I taped with Congressman Kucinich for "The Daily Briefing" (5 to 6 PM PT on KPFK 90.7 FM Los Angeles and at www.kpfk.org). I was about to ask him to answer charges that he was the Ralph Nader of health care but he abruptly bailed to take a vote. My producer then sent him a text: "We just did a quick interview with you. Would you be willing to respond to charges you are the Nader of health care? Call this number." I was on the air running the incomplete interview when he called in, and we went live with the Congressman.
I was prepared to dismiss him like Marcos Moulitsas did as a suicidally self-righteous progressive in the Nader mould (see here and here), but after trying to pin him down on what he is up to, it appears Kucinich might be the only Democratic Congressman with the guts and brains to get something done about reforming healthcare, as opposed to health insurance.

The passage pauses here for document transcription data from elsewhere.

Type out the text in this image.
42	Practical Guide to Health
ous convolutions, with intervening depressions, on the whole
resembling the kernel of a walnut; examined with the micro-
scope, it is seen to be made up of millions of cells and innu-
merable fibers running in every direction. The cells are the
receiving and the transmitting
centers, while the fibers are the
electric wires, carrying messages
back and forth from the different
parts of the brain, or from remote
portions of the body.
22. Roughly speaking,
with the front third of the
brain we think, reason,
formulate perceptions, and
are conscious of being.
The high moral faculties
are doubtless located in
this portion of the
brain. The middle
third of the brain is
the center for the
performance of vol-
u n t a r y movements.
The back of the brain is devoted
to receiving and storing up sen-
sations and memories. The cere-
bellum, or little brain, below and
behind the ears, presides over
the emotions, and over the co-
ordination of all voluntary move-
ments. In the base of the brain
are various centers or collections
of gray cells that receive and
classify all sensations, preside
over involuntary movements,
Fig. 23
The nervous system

As Kucinich told me, this is a matter of doing what an elected representative should do:
KUCINICH: I have a responsibility on behalf of all those people who want to see a public option to help the White House cross that divide. . . . If I cave in without any public option, that could kill any hopes of keeping it alive in the Senate.
I asked him what he thought of the comparisons to Nader. His response showed his appreciation of the consumer activist, but also his continuing loyalty to the Democratic party:
KUCINICH: If being the Ralph Nader of health care means I’m against consumer fraud and against monopolies, that’s OK. But if being the Ralph Nader of health care means that I’m scuttling the Democratic Party, that’s not true. I’m inside the party. I represent a voice inside the party that has helped to make health care an issue in three successive Democratic Platform committees and two national campaigns . . . I haven’t gone outside the party, and the party still has a chance to be able to deliver to the American people a health care bill that would be worthy of broader support.
After watching the Democrat’s Progressive Caucus dutifully roll over for the White House, Kucinich’s original House vote against the bill has meaning now, unlike Lynn Woolsey’s and others. Since the House has to vote on the Senate bill as is, without changing a comma, this is the only time to make a deal, not later during reconciliation when some Senate parliamentarian gets to slice and dice it. In taking a stand as the critical vote that the White House needs, Kucinich appears to be giving Democratic Senators cover as more and more of them declare their support for the public option.